Graph Neural Network Message-Passing Phase (before Readout phase)
The 2 families of Generalized Mean-Max-Sum functions used in the novel Readout layer
Sample of Molecules produced by MolDSM (our generative model)
Training Loss (traditional mean pooling vs generalized mean-meax-sum) evolution (lowerr is better)
A new type of generative models (AIs that can generate different things) was proposed last year by a Stanford PhD. Two months ago, the same author released an improved implementation solving some problems of the initial model. In parallel, Graph Neural Networks have seen a substantial improvement in the recent years (from 2015 until now). Given my background in Medicine, Physics and AI, I decided to implement the newest (and thus the best) GCN architecture I could find together with the new generative model framework.
What it does
I applied a Graph Convolutional Network trained under the scheme of Denoising Score Matching (DSM) with Langevin Sampling (LS) to the molecular generation problem with an underlying permutation-invariant representation of molecules. The model consists of a modification of a very recent Graph Convolutional Network (GCN) architecture with a novel readout phase consisting of a Generalized Mean-Max-Sum global pooling function. The preliminary results show that our framework has good molecular generation performance when compared to existing ones and it could also be used in a molecular optimization scheme via reinforcement learning.
How I built it
To build this project, I used the description of the implementations described in the original 2 papers:
- Generative models: Improved Techniques for Training Score-Based Generative Models (Jun 16, 2020)
- Graph ConvNet: DeeperGCN: All You Need to Train Deeper GCNs (Jun 13, 2020)
I implemented the model in the PyTorch and PyTorch Geometric libraries, and I've used the RDKit software package for the cheminformatics tasks. The project has been developed iteratively in different jupyter notebooks.
Challenges I ran into
Implementing very recent papers always has issues. The most important ones have been:
- Lack of documentation and/or community: there's no one to ask since it's at the frontier of Deep Learning / AI research. That means no StackOverflow, no Github issues...
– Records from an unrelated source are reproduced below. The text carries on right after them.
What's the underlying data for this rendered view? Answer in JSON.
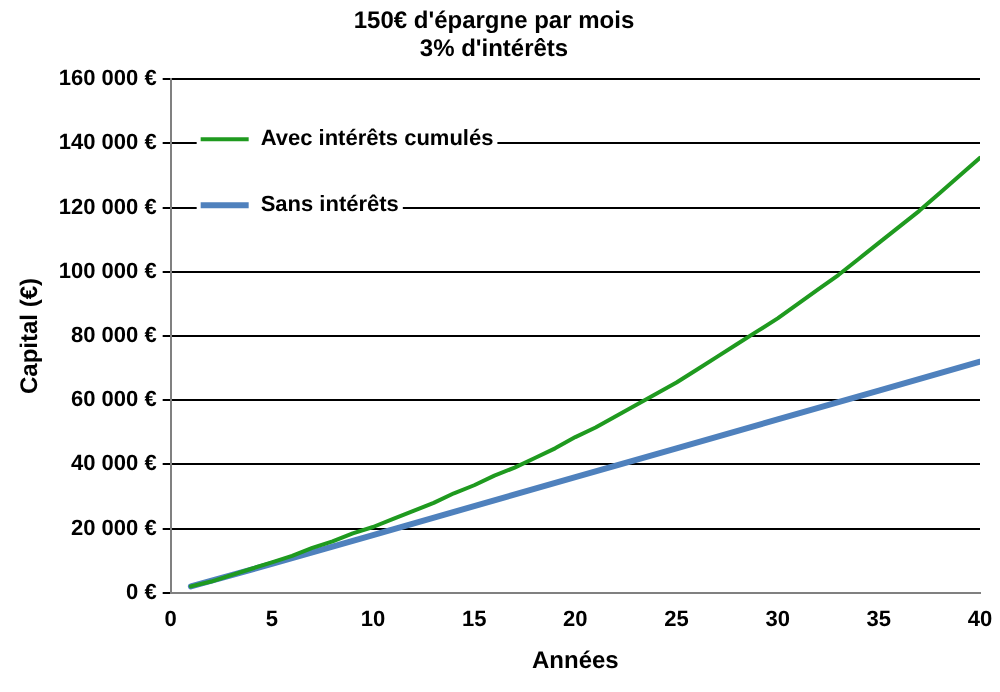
{
  "chart_data": {
    "type": "line",
    "title": [
      "150€ d'épargne par mois",
      "3% d'intérêts"
    ],
    "xlabel": "Années",
    "ylabel": "Capital (€)",
    "xlim": [
      0,
      40
    ],
    "xticks": [
      0,
      5,
      10,
      15,
      20,
      25,
      30,
      35,
      40
    ],
    "ylim": [
      0,
      160000
    ],
    "yticks": [
      {
        "value": 0,
        "label": "0 €"
      },
      {
        "value": 20000,
        "label": "20 000 €"
      },
      {
        "value": 40000,
        "label": "40 000 €"
      },
      {
        "value": 60000,
        "label": "60 000 €"
      },
      {
        "value": 80000,
        "label": "80 000 €"
      },
      {
        "value": 100000,
        "label": "100 000 €"
      },
      {
        "value": 120000,
        "label": "120 000 €"
      },
      {
        "value": 140000,
        "label": "140 000 €"
      },
      {
        "value": 160000,
        "label": "160 000 €"
      }
    ],
    "grid": "y",
    "legend": "top left",
    "marker": "none",
    "line_style": "solid",
    "series": [
      {
        "name": "Avec intérêts cumulés",
        "color": "#1f9a1f",
        "x": [
          1,
          2,
          3,
          4,
          5,
          6,
          7,
          8,
          9,
          10,
          11,
          12,
          13,
          14,
          15,
          16,
          17,
          18,
          19,
          20,
          21,
          22,
          23,
          24,
          25,
          26,
          27,
          28,
          29,
          30,
          31,
          32,
          33,
          34,
          35,
          36,
          37,
          38,
          39,
          40
        ],
        "values": [
          2000,
          3500,
          5500,
          7500,
          9500,
          11500,
          14000,
          16000,
          18500,
          20500,
          23000,
          25500,
          28000,
          31000,
          33500,
          36500,
          39000,
          42000,
          45000,
          48500,
          51500,
          55000,
          58500,
          62000,
          65500,
          69500,
          73500,
          77500,
          81500,
          85500,
          90000,
          94500,
          99000,
          104000,
          109000,
          114000,
          119000,
          124500,
          130000,
          135500
        ]
      },
      {
        "name": "Sans intérêts",
        "color": "#4f81bd",
        "x": [
          1,
          5,
          10,
          15,
          20,
          25,
          30,
          35,
          40
        ],
        "values": [
          2000,
          9000,
          18000,
          27000,
          36000,
          45000,
          54000,
          63000,
          72000
        ]
      }
    ]
  }
}
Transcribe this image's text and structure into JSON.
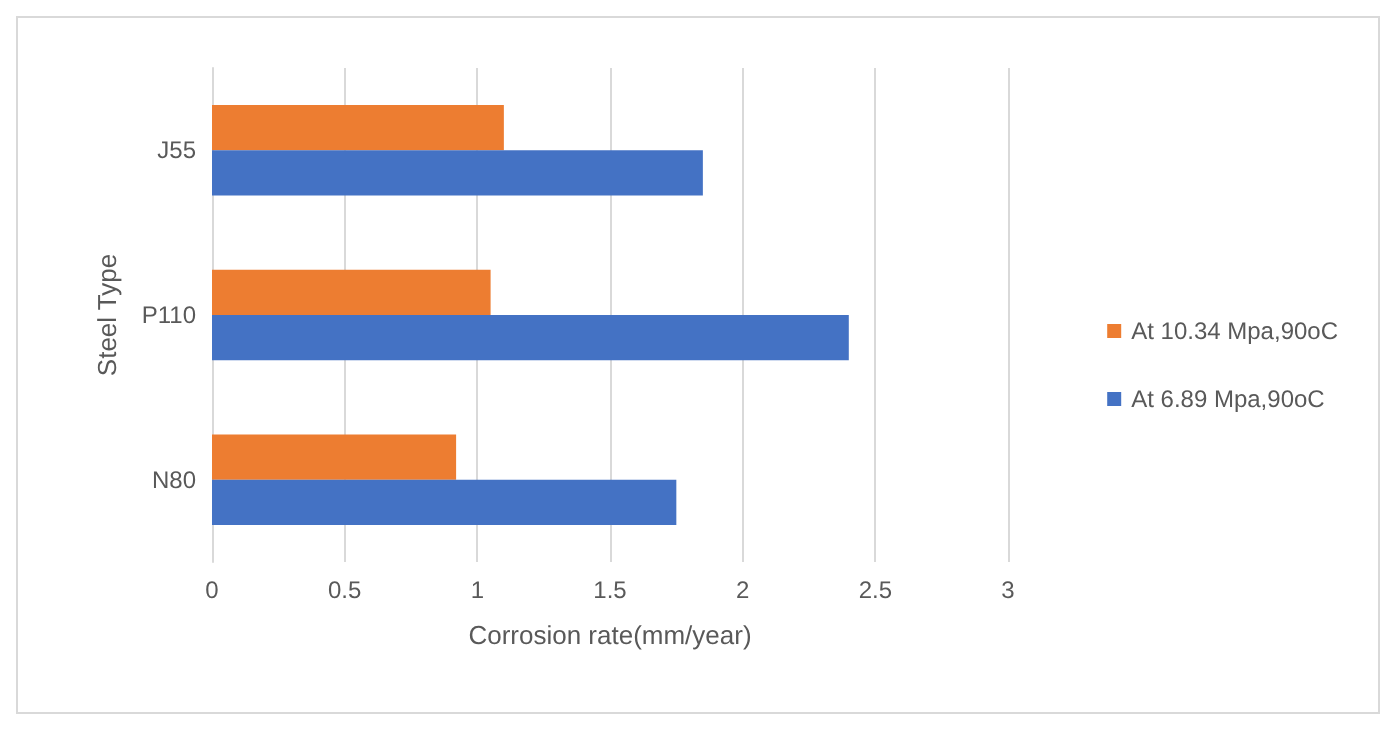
{
  "chart_data": {
    "type": "bar",
    "orientation": "horizontal",
    "categories": [
      "J55",
      "P110",
      "N80"
    ],
    "xlabel": "Corrosion rate(mm/year)",
    "ylabel": "Steel Type",
    "series": [
      {
        "name": "At 10.34 Mpa,90oC",
        "color": "#ed7d31",
        "values": [
          1.1,
          1.05,
          0.92
        ]
      },
      {
        "name": "At 6.89 Mpa,90oC",
        "color": "#4472c4",
        "values": [
          1.85,
          2.4,
          1.75
        ]
      }
    ],
    "xlim": [
      0,
      3
    ],
    "xticks": [
      0,
      0.5,
      1,
      1.5,
      2,
      2.5,
      3
    ],
    "grid": "x",
    "legend": "right"
  }
}
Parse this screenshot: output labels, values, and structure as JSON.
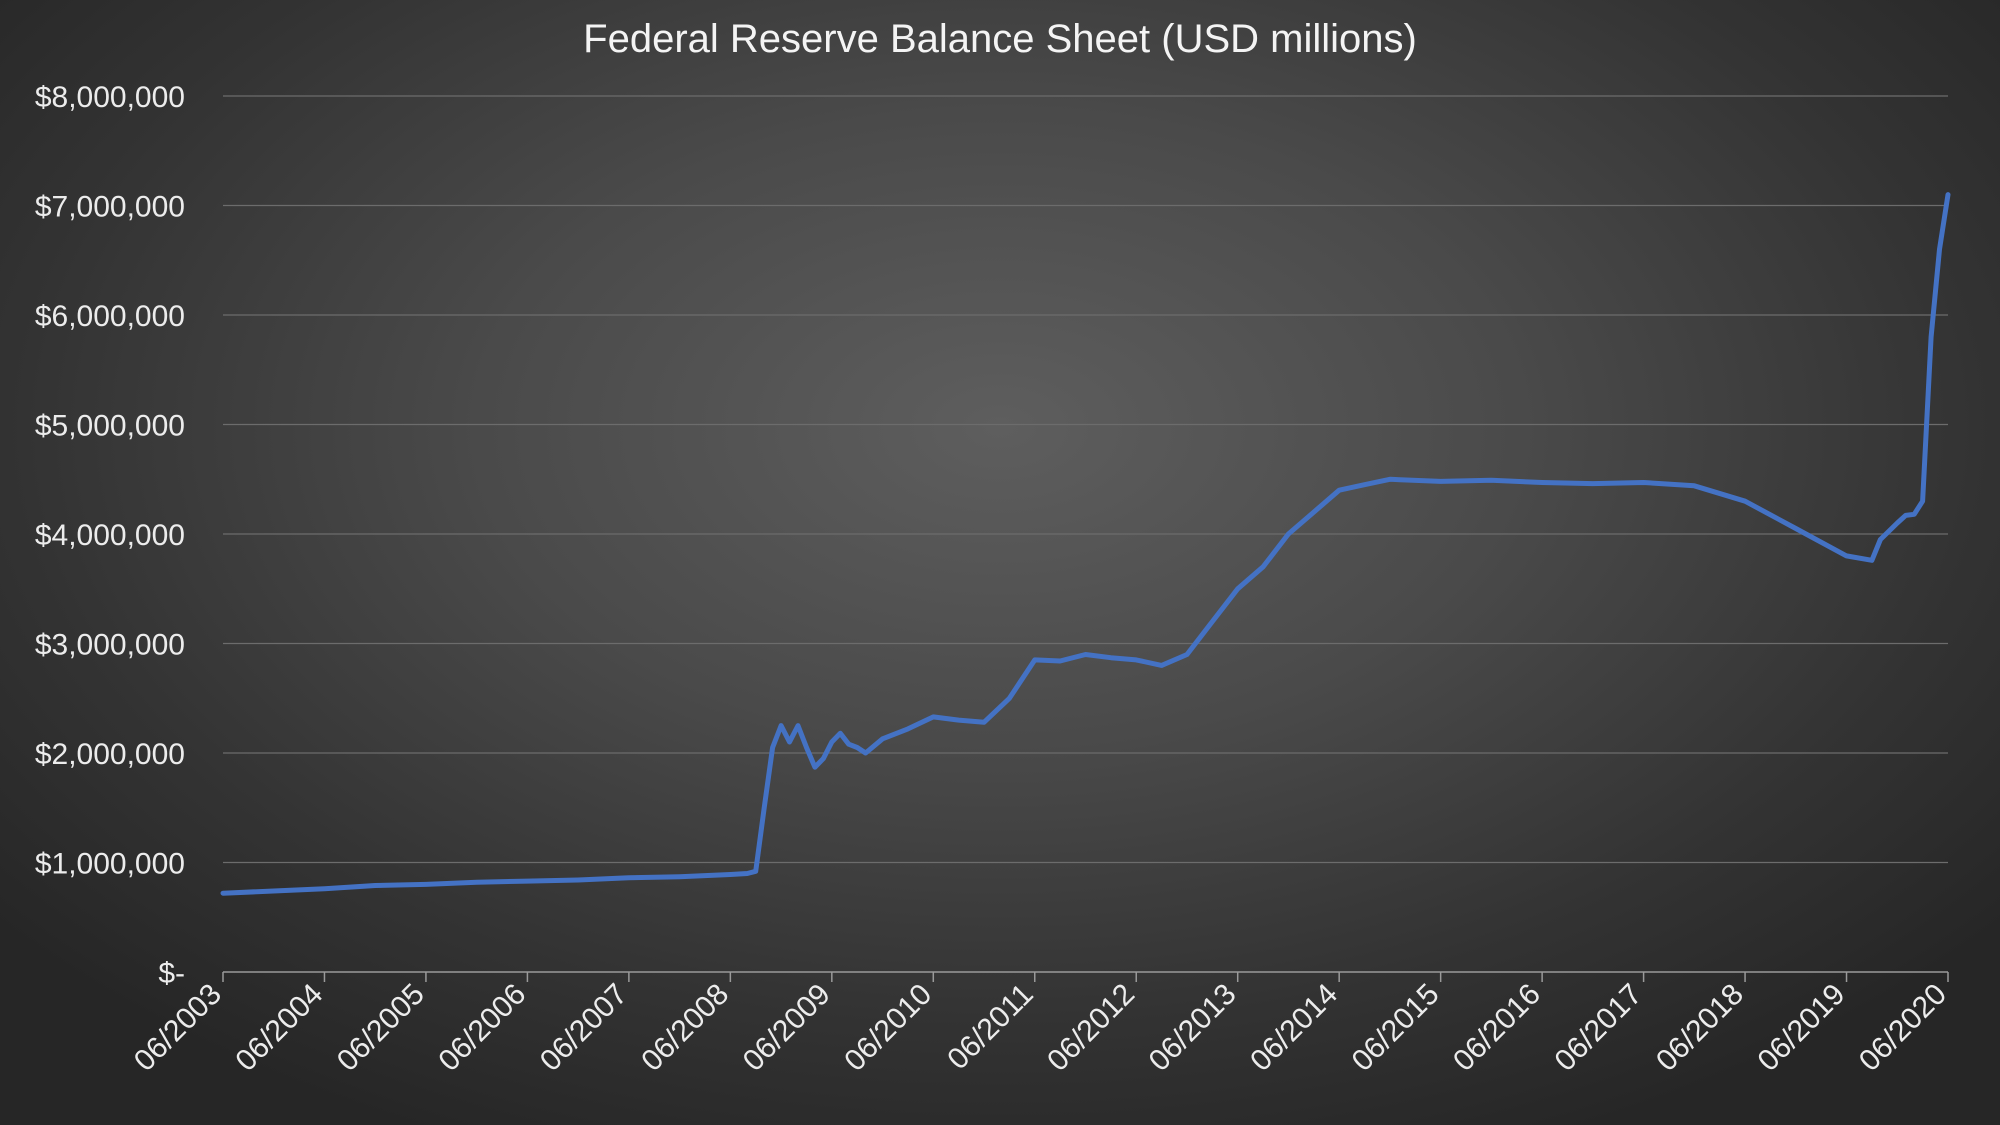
{
  "chart_data": {
    "type": "line",
    "title": "Federal Reserve Balance Sheet (USD millions)",
    "xlabel": "",
    "ylabel": "",
    "x_axis": {
      "type": "date",
      "range": [
        "2003-06",
        "2020-06"
      ],
      "tick_labels": [
        "06/2003",
        "06/2004",
        "06/2005",
        "06/2006",
        "06/2007",
        "06/2008",
        "06/2009",
        "06/2010",
        "06/2011",
        "06/2012",
        "06/2013",
        "06/2014",
        "06/2015",
        "06/2016",
        "06/2017",
        "06/2018",
        "06/2019",
        "06/2020"
      ]
    },
    "y_axis": {
      "range": [
        0,
        8000000
      ],
      "tick_labels": [
        "$-",
        "$1,000,000",
        "$2,000,000",
        "$3,000,000",
        "$4,000,000",
        "$5,000,000",
        "$6,000,000",
        "$7,000,000",
        "$8,000,000"
      ]
    },
    "grid": true,
    "legend": "none",
    "series": [
      {
        "color": "#4472c4",
        "points": [
          [
            "2003-06",
            720000
          ],
          [
            "2003-12",
            740000
          ],
          [
            "2004-06",
            760000
          ],
          [
            "2004-12",
            790000
          ],
          [
            "2005-06",
            800000
          ],
          [
            "2005-12",
            820000
          ],
          [
            "2006-06",
            830000
          ],
          [
            "2006-12",
            840000
          ],
          [
            "2007-06",
            860000
          ],
          [
            "2007-12",
            870000
          ],
          [
            "2008-06",
            890000
          ],
          [
            "2008-08",
            900000
          ],
          [
            "2008-09",
            920000
          ],
          [
            "2008-10",
            1500000
          ],
          [
            "2008-11",
            2050000
          ],
          [
            "2008-12",
            2250000
          ],
          [
            "2009-01",
            2100000
          ],
          [
            "2009-02",
            2250000
          ],
          [
            "2009-03",
            2050000
          ],
          [
            "2009-04",
            1870000
          ],
          [
            "2009-05",
            1950000
          ],
          [
            "2009-06",
            2100000
          ],
          [
            "2009-07",
            2180000
          ],
          [
            "2009-08",
            2080000
          ],
          [
            "2009-09",
            2050000
          ],
          [
            "2009-10",
            2000000
          ],
          [
            "2009-12",
            2130000
          ],
          [
            "2010-03",
            2220000
          ],
          [
            "2010-06",
            2330000
          ],
          [
            "2010-09",
            2300000
          ],
          [
            "2010-12",
            2280000
          ],
          [
            "2011-03",
            2500000
          ],
          [
            "2011-06",
            2850000
          ],
          [
            "2011-09",
            2840000
          ],
          [
            "2011-12",
            2900000
          ],
          [
            "2012-03",
            2870000
          ],
          [
            "2012-06",
            2850000
          ],
          [
            "2012-09",
            2800000
          ],
          [
            "2012-12",
            2900000
          ],
          [
            "2013-03",
            3200000
          ],
          [
            "2013-06",
            3500000
          ],
          [
            "2013-09",
            3700000
          ],
          [
            "2013-12",
            4000000
          ],
          [
            "2014-03",
            4200000
          ],
          [
            "2014-06",
            4400000
          ],
          [
            "2014-09",
            4450000
          ],
          [
            "2014-12",
            4500000
          ],
          [
            "2015-06",
            4480000
          ],
          [
            "2015-12",
            4490000
          ],
          [
            "2016-06",
            4470000
          ],
          [
            "2016-12",
            4460000
          ],
          [
            "2017-06",
            4470000
          ],
          [
            "2017-12",
            4440000
          ],
          [
            "2018-06",
            4300000
          ],
          [
            "2018-12",
            4050000
          ],
          [
            "2019-06",
            3800000
          ],
          [
            "2019-09",
            3760000
          ],
          [
            "2019-10",
            3950000
          ],
          [
            "2019-12",
            4100000
          ],
          [
            "2020-01",
            4170000
          ],
          [
            "2020-02",
            4180000
          ],
          [
            "2020-03",
            4300000
          ],
          [
            "2020-04",
            5800000
          ],
          [
            "2020-05",
            6600000
          ],
          [
            "2020-06",
            7100000
          ]
        ]
      }
    ]
  }
}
- Lack of examples: I was doing something no one has done ever (not even close) so I had to think about all the algorithms myself. There wasn't any reference implementation in many cases.
- Lack of measures:
- Computational Constraints: I developed this project in my own PC, whereas the Stanford PhD that proposed the generative framework used the High Performance Computing Cluster from his University. This has been an important klimitation since Denoising Score Matching - Langevin Sampling is a very computational-intensive framework.
Accomplishments that I'm proud of
Although it might be easy to understand the project as just a Generative Model that produces molecular graphs, I had to program several algorithms to bring it to life, including:
- Graph encoding of molecules based on the different atoms and bonds (converted to nodes and edges)
- Graph decoding (from nodes and edges to a representation that can be visualized )
- Continuous encoding of molecules (this one was hard): DSM-LS (the model framework) needs a continuous representation to work with, and graphs are not continuous by default.
- Continuous decoding of molecules since we needed to retrieve the generated structures.
- Graph Neural Network implementation: i used avery recent paper from Jun 13, 2020 that I had to implement.
- Generalized Readout Layer: I came up with an improvement over traditional Readout functions, so we had to program it.
What I learned
This weekend has been certainly a challenge and I'm proud of the things I did and I learned to do, the most important of which are:
- Working with the PyTorch and PyTorch-Geometric libraries for Deep Learning since I was used to the Tensorflow and Keras libraries, but not PyTorch.
- Working with Graph-structured data and Graph Neural Networks (I had worked with Convolutional Networks for images, Sequence and Tabular data before, but never Graph-like data and Graph ConvNet architectures)
- Efficiently implement complex algorithms from scratch that work
- Doing complicated stuff under an ambitious deadline works.
What's next for Graph Denoising
- I'm preparing a submission of a quick paper to a PrePrint server (I'm considering Arxiv or ChemRxiv). However, the model has 3 minor things that I still need to check:
- Improving the rate of valid molecules: right now it's around 60%-90% but it's sensitive to the training dataset. The ideal rate should be 90-100%. I have to embedd the validity constraints into the algorithm to ensure that the generated molecules are valid by default.
- Improving efficiency: the generation of new molecules takes 6 seconds / molecule on a single CPU core (the annealed langevin dynamics for the sampling are expensive). Right now, I can reduce the time per molecule by parallelizing the sampling accross different CPU cores, but a more in-depth study of the langevin dynamics process could reduce the time/molecule on a single CPU core by 50% approx.
- Benchmarking the improvements against existing methods (I didn't have time to do that in just 1 day!)